3.彼の影を追う
夜の帳がすっかり下りた部屋の中で、澪は机に肘をつき、封を切らぬ手紙を見つめ続けていた。照明の淡い灯りに照らされた白い封筒は、そこにあるだけで空気を重くする。
「まだ、言えていないことがある。」
あの紙片の言葉が脳裏にこびりついて離れない。それは彼が自分に残した“続き”なのか、それともただの偶然の悪戯なのか。
その夜、澪は夢を見た。春の光が差し込む喫茶店。そこに遼がいる。窓の外を眩しそうに見つめながら、少し疲れた顔で言う。
「澪、ごめん。全部、話す前に——」
そこで目が覚めた。時計は午前4時を指していた。手の中には、無意識に握りしめていた封筒。息が詰まりそうだった。まるで、彼が夢の中で続きを伝えようとしていたようで。
その日、澪は珍しく大学のゼミを休んだ。足が向かったのは、あの小さな書店。もしかしたら——あのメモと同じように、何かが残されているかもしれない。
誰もいない午前の店内。澪は遼がよく立ち寄っていた棚の前に立つ。小説の背表紙をなぞりながら、ゆっくりと指先で隙間を探っていく。

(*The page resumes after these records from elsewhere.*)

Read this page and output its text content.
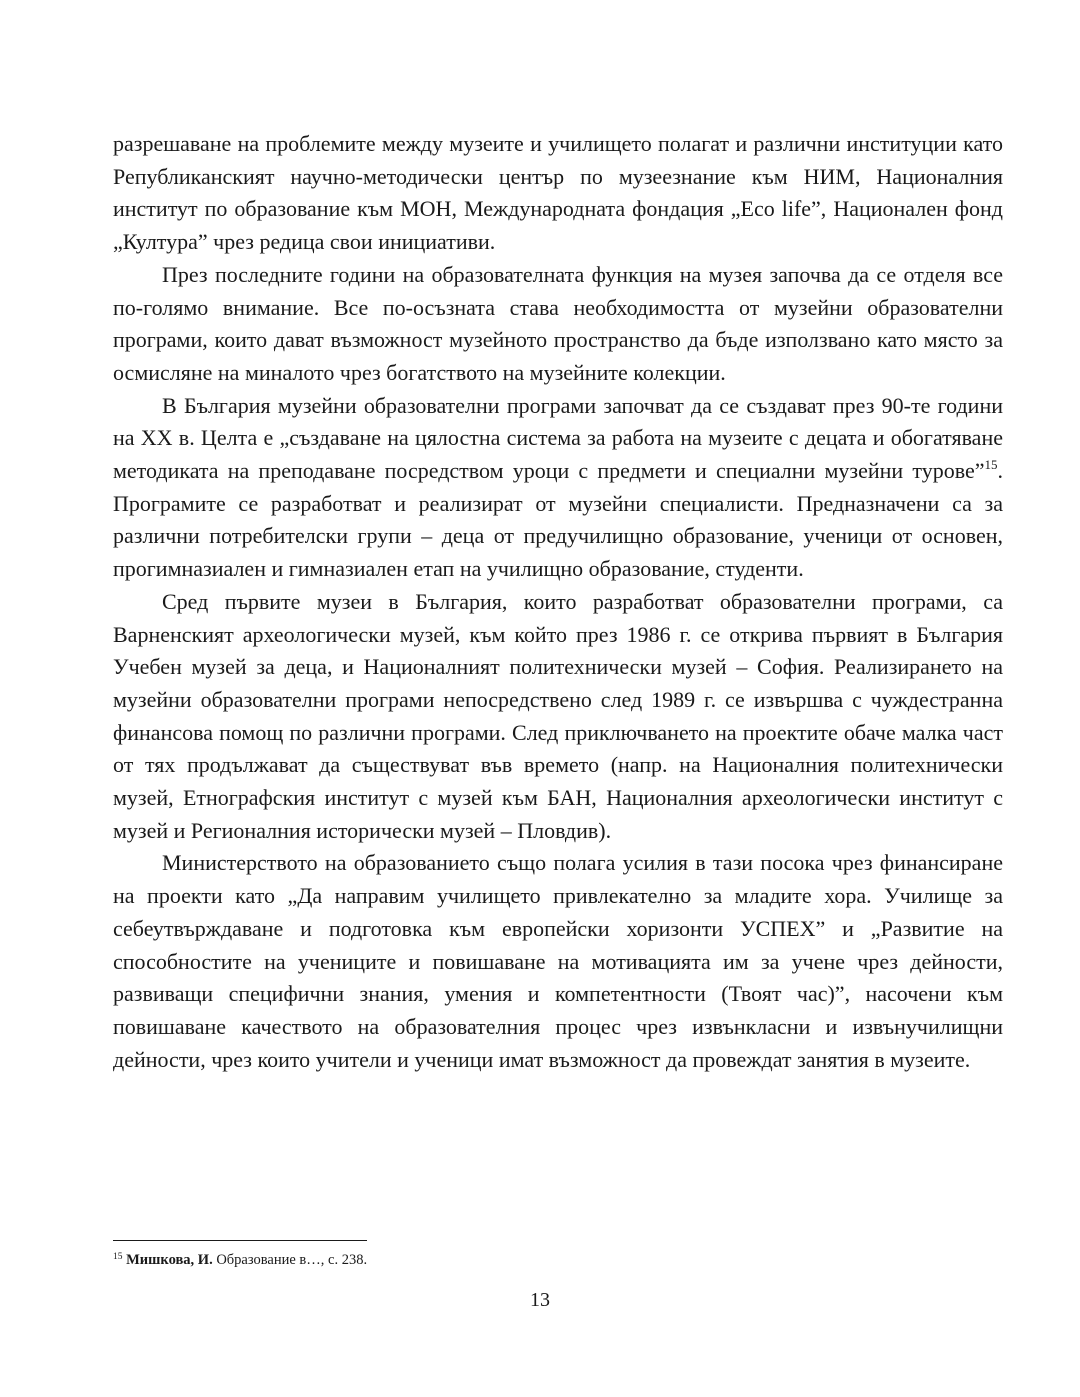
разрешаване на проблемите между музеите и училището полагат и различни институции като Републиканският научно-методически център по музеезнание към НИМ, Националния институт по образование към МОН, Международната фондация „Eco life”, Национален фонд „Култура” чрез редица свои инициативи.

През последните години на образователната функция на музея започва да се отделя все по-голямо внимание. Все по-осъзната става необходимостта от музейни образователни програми, които дават възможност музейното пространство да бъде използвано като място за осмисляне на миналото чрез богатството на музейните колекции.

В България музейни образователни програми започват да се създават през 90-те години на XX в. Целта е „създаване на цялостна система за работа на музеите с децата и обогатяване методиката на преподаване посредством уроци с предмети и специални музейни турове”$^{15}$. Програмите се разработват и реализират от музейни специалисти. Предназначени са за различни потребителски групи – деца от предучилищно образование, ученици от основен, прогимназиален и гимназиален етап на училищно образование, студенти.

Сред първите музеи в България, които разработват образователни програми, са Варненският археологически музей, към който през 1986 г. се открива първият в България Учебен музей за деца, и Националният политехнически музей – София. Реализирането на музейни образователни програми непосредствено след 1989 г. се извършва с чуждестранна финансова помощ по различни програми. След приключването на проектите обаче малка част от тях продължават да съществуват във времето (напр. на Националния политехнически музей, Етнографския институт с музей към БАН, Националния археологически институт с музей и Регионалния исторически музей – Пловдив).

Министерството на образованието също полага усилия в тази посока чрез финансиране на проекти като „Да направим училището привлекателно за младите хора. Училище за себеутвърждаване и подготовка към европейски хоризонти УСПЕХ” и „Развитие на способностите на учениците и повишаване на мотивацията им за учене чрез дейности, развиващи специфични знания, умения и компетентности (Твоят час)”, насочени към повишаване качеството на образователния процес чрез извънкласни и извънучилищни дейности, чрез които учители и ученици имат възможност да провеждат занятия в музеите.

$^{15}$ Мишкова, И. Образование в…, с. 238.
13
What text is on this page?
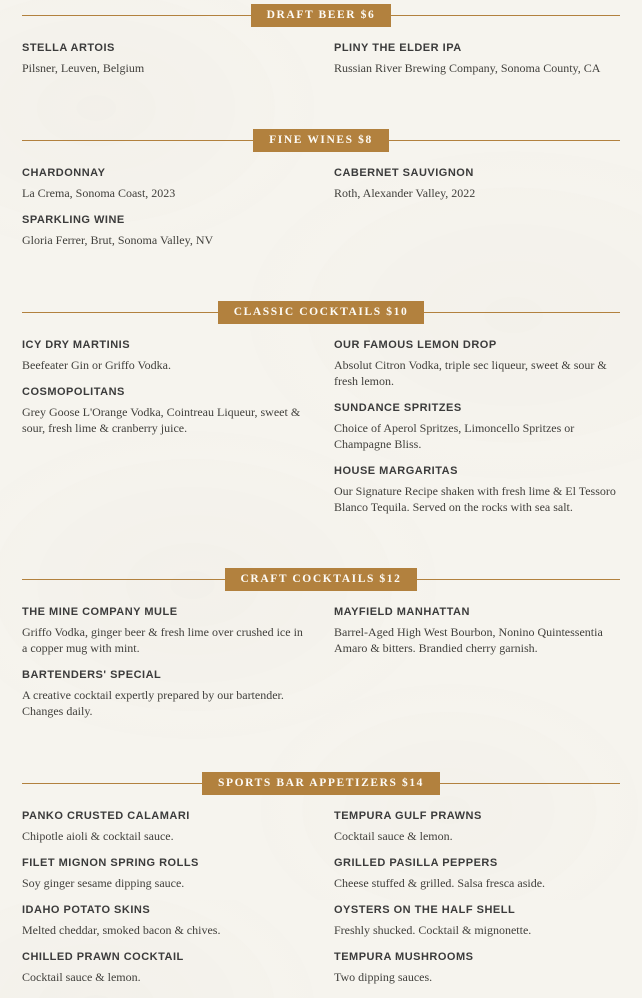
DRAFT BEER $6
STELLA ARTOIS
Pilsner, Leuven, Belgium
PLINY THE ELDER IPA
Russian River Brewing Company, Sonoma County, CA
FINE WINES $8
CHARDONNAY
La Crema, Sonoma Coast, 2023
SPARKLING WINE
Gloria Ferrer, Brut, Sonoma Valley, NV
CABERNET SAUVIGNON
Roth, Alexander Valley, 2022
CLASSIC COCKTAILS $10
ICY DRY MARTINIS
Beefeater Gin or Griffo Vodka.
COSMOPOLITANS
Grey Goose L'Orange Vodka, Cointreau Liqueur, sweet & sour, fresh lime & cranberry juice.
OUR FAMOUS LEMON DROP
Absolut Citron Vodka, triple sec liqueur, sweet & sour & fresh lemon.
SUNDANCE SPRITZES
Choice of Aperol Spritzes, Limoncello Spritzes or Champagne Bliss.
HOUSE MARGARITAS
Our Signature Recipe shaken with fresh lime & El Tessoro Blanco Tequila. Served on the rocks with sea salt.
CRAFT COCKTAILS $12
THE MINE COMPANY MULE
Griffo Vodka, ginger beer & fresh lime over crushed ice in a copper mug with mint.
BARTENDERS' SPECIAL
A creative cocktail expertly prepared by our bartender. Changes daily.
MAYFIELD MANHATTAN
Barrel-Aged High West Bourbon, Nonino Quintessentia Amaro & bitters. Brandied cherry garnish.
SPORTS BAR APPETIZERS $14
PANKO CRUSTED CALAMARI
Chipotle aioli & cocktail sauce.
FILET MIGNON SPRING ROLLS
Soy ginger sesame dipping sauce.
IDAHO POTATO SKINS
Melted cheddar, smoked bacon & chives.
CHILLED PRAWN COCKTAIL
Cocktail sauce & lemon.
TEMPURA GULF PRAWNS
Cocktail sauce & lemon.
GRILLED PASILLA PEPPERS
Cheese stuffed & grilled. Salsa fresca aside.
OYSTERS ON THE HALF SHELL
Freshly shucked. Cocktail & mignonette.
TEMPURA MUSHROOMS
Two dipping sauces.
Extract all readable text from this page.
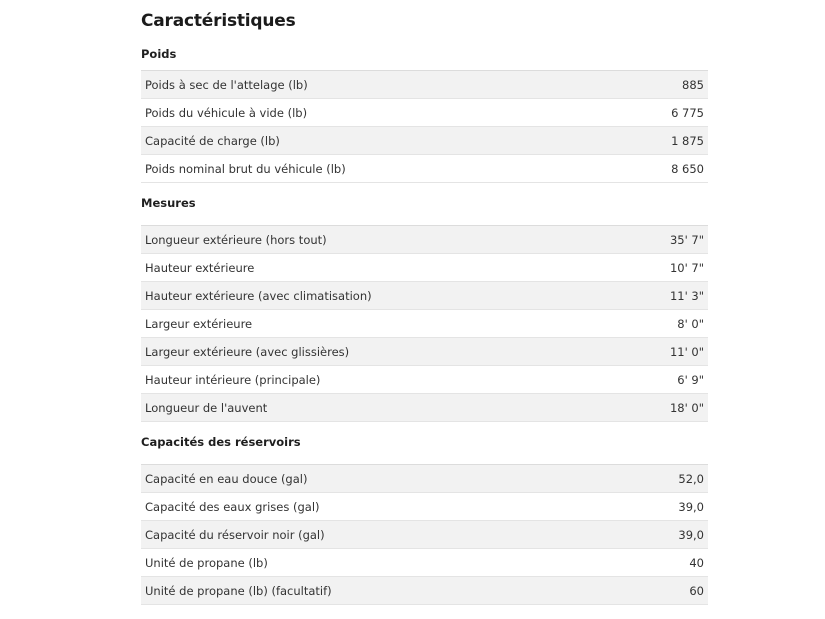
Caractéristiques
Poids
Poids à sec de l'attelage (lb)	885
Poids du véhicule à vide (lb)	6 775
Capacité de charge (lb)	1 875
Poids nominal brut du véhicule (lb)	8 650
Mesures
Longueur extérieure (hors tout)	35' 7"
Hauteur extérieure	10' 7"
Hauteur extérieure (avec climatisation)	11' 3"
Largeur extérieure	8' 0"
Largeur extérieure (avec glissières)	11' 0"
Hauteur intérieure (principale)	6' 9"
Longueur de l'auvent	18' 0"
Capacités des réservoirs
Capacité en eau douce (gal)	52,0
Capacité des eaux grises (gal)	39,0
Capacité du réservoir noir (gal)	39,0
Unité de propane (lb)	40
Unité de propane (lb) (facultatif)	60
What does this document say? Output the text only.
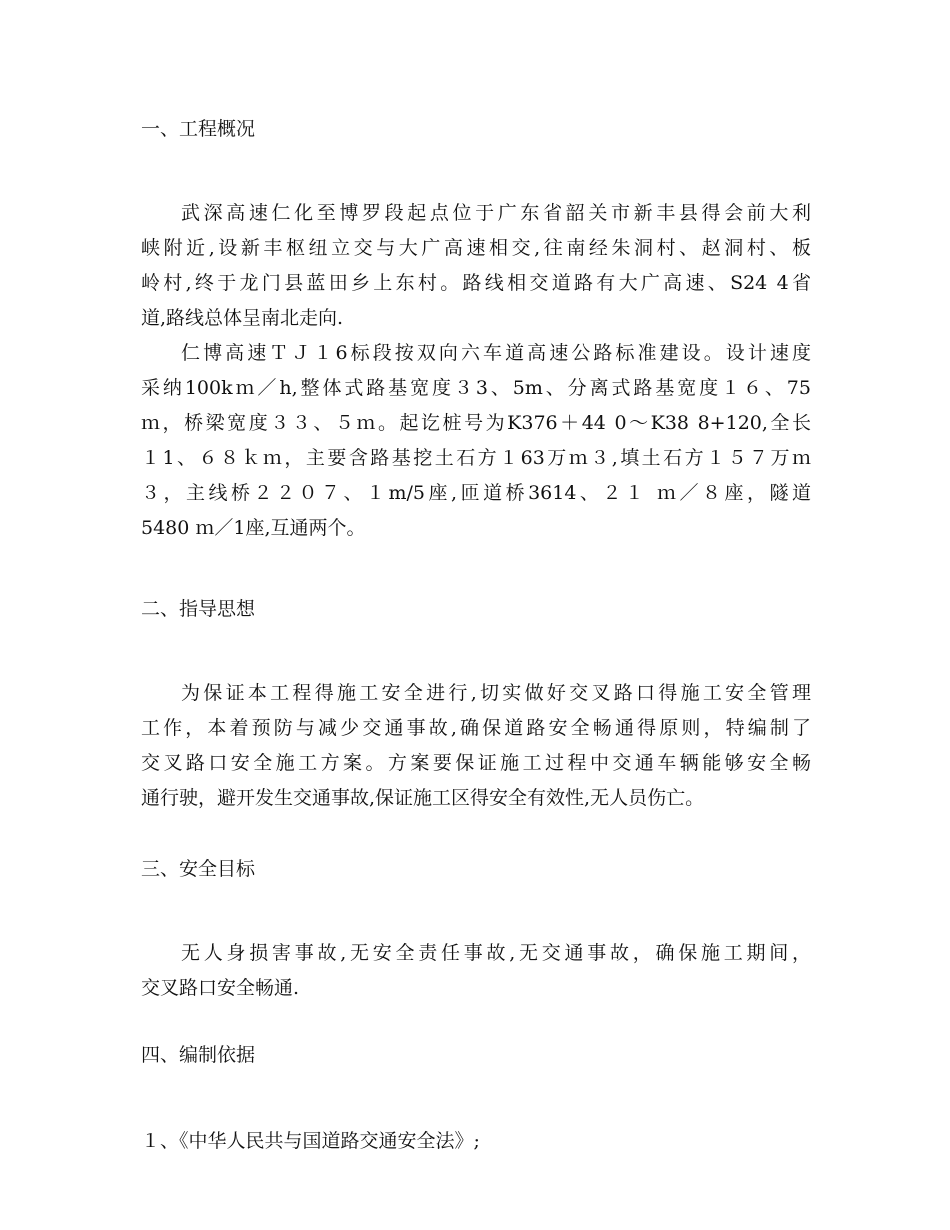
一、工程概况

武深高速仁化至博罗段起点位于广东省韶关市新丰县得会前大利
峡附近,设新丰枢纽立交与大广高速相交,往南经朱洞村、赵洞村、板
岭村,终于龙门县蓝田乡上东村。路线相交道路有大广高速、S24 4省
道,路线总体呈南北走向.

仁博高速ＴＪ１6标段按双向六车道高速公路标准建设。设计速度
采纳100kｍ／h,整体式路基宽度３3、5m、分离式路基宽度１６、75
ｍ，桥梁宽度３３、５ｍ。起讫桩号为K376＋44 0～K38 8+120,全长
１1、６８ｋｍ，主要含路基挖土石方１63万ｍ３,填土石方１５７万ｍ
３，主线桥２２０７、１m/5座,匝道桥3614、２１ ｍ／８座，隧道
5480 ｍ／1座,互通两个。

二、指导思想

为保证本工程得施工安全进行,切实做好交叉路口得施工安全管理
工作，本着预防与减少交通事故,确保道路安全畅通得原则，特编制了
交叉路口安全施工方案。方案要保证施工过程中交通车辆能够安全畅
通行驶，避开发生交通事故,保证施工区得安全有效性,无人员伤亡。

三、安全目标

无人身损害事故,无安全责任事故,无交通事故，确保施工期间，
交叉路口安全畅通.

四、编制依据
１、《中华人民共与国道路交通安全法》;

そのとき、二冊の文庫のあいだに、何かが挟まれているのを見つけた。黄ばんだ映画の半券。そして、裏にはまたしてもあの文字でこう書かれていた。
「思い出せる? 二年前のあの夜。」
澪の胸に、一つの記憶がよみがえった。夏の夜、雨に濡れながら観たあの映画。あのとき遼は、上映後に言っていた。
「澪と一緒なら、どんな終わり方でも怖くない。」
——それが、何かの伏線だったのか。
封筒、メモ、半券。すべてが今、澪を“過去”へと引き戻そうとしている。そしてその先には、きっと——彼の“真実”がある。
澪は決めた。次に彼の痕跡を見つけたら、今度こそ逃げずに、向き合う。そうしなければ、彼の時間も、自分の心も、永遠に閉じ込められたままになる。
夜。再び机に戻った澪は、深く息を吸って、ゆっくりと封を切った。